To automate the annotation and facilitate the production of various customized datasets, they propose an end-to-end multimodal transformer (MTrans) autolabeler, which leverages both LiDAR scans and images to generate precise 3D box annotations from weak 2D bounding boxes.
To alleviate the pervasive sparsity problem that hinders existing autolabelers, MTrans densifies the sparse point clouds by generating new 3D points based on 2D image information.
With a multi-task design, MTrans segments the foreground/background, densifies LiDAR point clouds, and regresses 3D boxes simultaneously.

Introduction

Compared with 3D annotations, 2D bounding boxes are much easier to obtain. Hence, they investigate the generation of 3D annotations from weak 2D boxes. Even though the problem domain is narrowed down by the weak 2D annotations, it is still challenging to generate a 3D box if the points are too sparse, due to the ambiguity in orientation and scale.

Note

The sparsity problem remains a fundamental challenge for automatic annotations.
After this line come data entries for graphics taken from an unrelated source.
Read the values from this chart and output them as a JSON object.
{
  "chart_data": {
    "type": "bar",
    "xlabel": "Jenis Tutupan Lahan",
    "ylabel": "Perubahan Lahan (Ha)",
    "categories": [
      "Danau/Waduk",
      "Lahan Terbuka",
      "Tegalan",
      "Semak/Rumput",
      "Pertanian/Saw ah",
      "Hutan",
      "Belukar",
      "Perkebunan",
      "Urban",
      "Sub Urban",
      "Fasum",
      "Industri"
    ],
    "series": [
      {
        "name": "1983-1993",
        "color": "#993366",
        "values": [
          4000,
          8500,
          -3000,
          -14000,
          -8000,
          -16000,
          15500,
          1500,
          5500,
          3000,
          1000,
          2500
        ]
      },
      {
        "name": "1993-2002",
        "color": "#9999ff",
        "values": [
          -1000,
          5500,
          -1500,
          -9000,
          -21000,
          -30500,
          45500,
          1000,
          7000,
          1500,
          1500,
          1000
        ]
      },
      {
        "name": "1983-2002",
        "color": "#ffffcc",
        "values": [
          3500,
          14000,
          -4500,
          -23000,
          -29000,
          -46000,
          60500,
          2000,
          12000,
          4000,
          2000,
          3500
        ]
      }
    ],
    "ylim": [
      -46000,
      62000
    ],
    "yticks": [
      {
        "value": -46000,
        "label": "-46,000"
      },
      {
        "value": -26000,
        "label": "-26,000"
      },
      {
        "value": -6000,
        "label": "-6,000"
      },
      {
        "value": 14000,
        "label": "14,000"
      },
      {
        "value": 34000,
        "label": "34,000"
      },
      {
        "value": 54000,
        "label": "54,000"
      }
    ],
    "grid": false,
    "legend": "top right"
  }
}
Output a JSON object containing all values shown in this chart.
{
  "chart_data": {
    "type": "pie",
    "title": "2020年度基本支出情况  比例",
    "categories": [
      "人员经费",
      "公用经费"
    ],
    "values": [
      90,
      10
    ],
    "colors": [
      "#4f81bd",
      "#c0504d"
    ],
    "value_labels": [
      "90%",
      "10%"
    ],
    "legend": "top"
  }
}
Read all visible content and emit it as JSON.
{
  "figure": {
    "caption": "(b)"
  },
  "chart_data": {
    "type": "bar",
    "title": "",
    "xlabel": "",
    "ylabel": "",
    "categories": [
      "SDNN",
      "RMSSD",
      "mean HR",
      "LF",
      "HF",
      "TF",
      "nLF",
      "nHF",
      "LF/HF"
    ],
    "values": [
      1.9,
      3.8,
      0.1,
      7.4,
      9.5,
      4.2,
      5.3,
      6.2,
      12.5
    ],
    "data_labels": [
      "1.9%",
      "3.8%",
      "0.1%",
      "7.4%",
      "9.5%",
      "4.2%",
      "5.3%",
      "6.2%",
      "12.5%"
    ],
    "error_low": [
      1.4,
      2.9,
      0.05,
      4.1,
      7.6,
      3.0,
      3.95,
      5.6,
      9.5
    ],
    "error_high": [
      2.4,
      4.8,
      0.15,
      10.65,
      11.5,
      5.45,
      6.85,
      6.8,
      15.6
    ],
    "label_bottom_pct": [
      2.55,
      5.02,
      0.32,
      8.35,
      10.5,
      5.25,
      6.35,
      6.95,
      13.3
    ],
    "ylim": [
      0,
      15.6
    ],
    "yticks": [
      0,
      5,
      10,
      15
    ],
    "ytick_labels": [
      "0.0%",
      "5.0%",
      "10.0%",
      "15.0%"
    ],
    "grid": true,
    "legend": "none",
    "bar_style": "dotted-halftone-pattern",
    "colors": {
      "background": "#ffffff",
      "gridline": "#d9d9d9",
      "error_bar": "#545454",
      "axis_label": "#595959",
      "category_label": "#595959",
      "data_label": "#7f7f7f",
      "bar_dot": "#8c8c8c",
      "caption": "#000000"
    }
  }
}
Besides the sparsity issue, point clouds lack color information. Fortunately, images provide dense fine-grid RGB information, which is an effective complement to the sparse point clouds. Motivated by this, they investigate point cloud enrichment with image information.

key_idea

3D LiDAR points can be projected onto the image, and therefore an image pixel's 3D coordinates can be estimated by referring to the context LiDAR points, based on their 2D spatial and semantic relationships. This way, new 3D points can be generated from 2D pixels, and hence densify the sparse point cloud.

In order to leverage the dense image information to enrich sparse point clouds, they present the multimodal self-attention module, which efficiently extracts multimodal 2D and 3D features, modeling points' geometric and semantic relationships.
To train MTrans, they introduce a multi-task design, so that it learns to generate new 3D points to reduce the sparsity of point clouds while predicting 3D boxes.
Moreover, to exploit unlabelled data for the point generation task, a mask-and-predict self-supervision strategy can be carried out.

MTrans for Automatic Annotation

overview

Data Preparation

MTrans generates one 3D bounding box for each object in a weak 2D box.